Zone


2 飛べない妖精

 来訪者の僕は,彼女のマンションで暮らしている。けれど僕は,彼女が何者なのかを知らない。惹かれたのは,出会った時点の彼女だ。だから何も知る必要はない。僕達の間に進むべき前方などない。僕が解っていることといえば,時々彼女はどこかへでかけ,疲れて帰って来るということだけだ。「……マンホールの中って興味ない? サンゴが生い茂げって微かに輝いているのよ」そんなことを,妖精は時々唐突に言う。それでいい。

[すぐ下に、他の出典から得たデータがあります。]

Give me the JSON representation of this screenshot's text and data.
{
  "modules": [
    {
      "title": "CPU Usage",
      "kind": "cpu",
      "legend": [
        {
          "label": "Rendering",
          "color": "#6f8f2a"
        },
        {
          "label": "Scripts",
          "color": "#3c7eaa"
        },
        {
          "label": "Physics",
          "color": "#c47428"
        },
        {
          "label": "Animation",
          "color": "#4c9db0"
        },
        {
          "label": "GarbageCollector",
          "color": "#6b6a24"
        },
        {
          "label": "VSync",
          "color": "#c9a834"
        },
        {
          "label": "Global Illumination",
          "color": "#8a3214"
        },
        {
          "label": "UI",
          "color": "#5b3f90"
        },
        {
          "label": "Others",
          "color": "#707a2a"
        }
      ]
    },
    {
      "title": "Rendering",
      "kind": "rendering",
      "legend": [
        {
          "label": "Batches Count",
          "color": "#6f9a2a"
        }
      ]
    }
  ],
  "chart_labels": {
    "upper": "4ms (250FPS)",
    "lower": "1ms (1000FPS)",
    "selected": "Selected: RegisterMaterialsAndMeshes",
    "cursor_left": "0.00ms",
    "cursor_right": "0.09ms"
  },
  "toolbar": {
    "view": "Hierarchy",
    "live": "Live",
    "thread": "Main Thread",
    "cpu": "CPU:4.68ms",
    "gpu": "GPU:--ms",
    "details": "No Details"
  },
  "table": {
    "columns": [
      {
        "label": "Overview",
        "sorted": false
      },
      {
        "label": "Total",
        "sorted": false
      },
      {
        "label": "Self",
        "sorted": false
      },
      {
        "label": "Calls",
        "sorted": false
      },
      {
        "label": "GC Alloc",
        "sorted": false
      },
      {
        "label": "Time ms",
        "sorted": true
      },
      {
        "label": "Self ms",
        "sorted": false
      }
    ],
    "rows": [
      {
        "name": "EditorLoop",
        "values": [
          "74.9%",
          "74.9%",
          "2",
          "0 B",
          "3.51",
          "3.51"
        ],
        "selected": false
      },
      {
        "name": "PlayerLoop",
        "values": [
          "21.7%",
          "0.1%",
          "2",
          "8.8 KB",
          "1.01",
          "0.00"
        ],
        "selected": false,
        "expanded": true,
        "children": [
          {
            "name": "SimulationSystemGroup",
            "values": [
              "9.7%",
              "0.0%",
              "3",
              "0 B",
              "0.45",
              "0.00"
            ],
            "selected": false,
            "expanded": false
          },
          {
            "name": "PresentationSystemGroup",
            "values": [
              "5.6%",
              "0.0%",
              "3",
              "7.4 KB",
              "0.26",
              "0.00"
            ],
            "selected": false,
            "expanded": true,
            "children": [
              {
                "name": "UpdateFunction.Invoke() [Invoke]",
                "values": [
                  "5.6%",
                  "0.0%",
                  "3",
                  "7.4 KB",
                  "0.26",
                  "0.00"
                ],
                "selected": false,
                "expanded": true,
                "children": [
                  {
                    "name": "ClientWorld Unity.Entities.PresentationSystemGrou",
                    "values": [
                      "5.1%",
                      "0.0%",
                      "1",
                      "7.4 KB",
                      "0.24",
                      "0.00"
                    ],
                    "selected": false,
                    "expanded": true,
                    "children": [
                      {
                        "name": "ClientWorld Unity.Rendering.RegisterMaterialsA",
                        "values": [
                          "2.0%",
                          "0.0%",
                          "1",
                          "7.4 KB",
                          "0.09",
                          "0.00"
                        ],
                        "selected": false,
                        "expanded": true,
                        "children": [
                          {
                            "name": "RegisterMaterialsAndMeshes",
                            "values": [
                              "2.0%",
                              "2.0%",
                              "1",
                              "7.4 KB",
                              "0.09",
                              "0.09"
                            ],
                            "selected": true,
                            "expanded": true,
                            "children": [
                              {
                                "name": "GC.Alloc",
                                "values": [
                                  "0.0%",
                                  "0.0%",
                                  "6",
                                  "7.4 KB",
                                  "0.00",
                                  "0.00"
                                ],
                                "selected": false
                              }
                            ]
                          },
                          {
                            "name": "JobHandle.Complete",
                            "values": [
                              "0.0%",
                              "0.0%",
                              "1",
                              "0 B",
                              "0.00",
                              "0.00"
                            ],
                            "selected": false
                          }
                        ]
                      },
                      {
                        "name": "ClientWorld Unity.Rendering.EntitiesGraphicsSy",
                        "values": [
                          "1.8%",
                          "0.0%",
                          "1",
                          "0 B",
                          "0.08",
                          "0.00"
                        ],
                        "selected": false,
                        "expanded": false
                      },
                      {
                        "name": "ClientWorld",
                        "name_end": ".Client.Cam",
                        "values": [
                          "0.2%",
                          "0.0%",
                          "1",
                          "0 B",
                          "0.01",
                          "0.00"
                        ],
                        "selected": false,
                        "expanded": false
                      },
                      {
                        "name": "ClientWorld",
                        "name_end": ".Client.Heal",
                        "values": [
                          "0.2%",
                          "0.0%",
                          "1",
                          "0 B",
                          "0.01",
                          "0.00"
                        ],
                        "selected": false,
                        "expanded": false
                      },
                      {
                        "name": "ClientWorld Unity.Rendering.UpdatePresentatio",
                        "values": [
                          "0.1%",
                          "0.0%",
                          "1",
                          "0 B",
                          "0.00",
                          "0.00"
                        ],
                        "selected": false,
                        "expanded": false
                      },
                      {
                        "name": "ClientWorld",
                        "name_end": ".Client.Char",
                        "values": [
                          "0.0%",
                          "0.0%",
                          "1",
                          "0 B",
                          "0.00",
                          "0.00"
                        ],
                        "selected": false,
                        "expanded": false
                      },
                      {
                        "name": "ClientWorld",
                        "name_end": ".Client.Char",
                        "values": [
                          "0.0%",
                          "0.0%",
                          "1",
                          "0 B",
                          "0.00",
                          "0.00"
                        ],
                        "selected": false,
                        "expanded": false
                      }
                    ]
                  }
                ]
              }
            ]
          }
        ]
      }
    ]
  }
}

「ゾーンの侵略に気を付けて。これが見納めになるかもね」リュックを担いだ僕に妖精が声をかける。
「縁起でもないこと言わない」
 来訪以来初めてゾーンへと向かう。いまだになにが欲しいのか,自分でも定かではない。ゾーンの奥地へと向かい,形成にチャレンジしてみよう。奥地には答があるかもしれない。
「お土産,お忘れなく」
「何がいい?」
「あなた名義のクレジット・カード」
「引き出すのはジョークだけにしておくれ。それに日帰りなんだよ」
「こんな朝早くから,お見送りしてあげてるのに」
 妖精はべットの中から顔だけ出して,そう宣うた。
 ゾーンは冷えてる事だろう。ウールの肌着にタータン・チェックの登山シャツ。厚手の靴下にワーク・シューズを履くとスタートだ。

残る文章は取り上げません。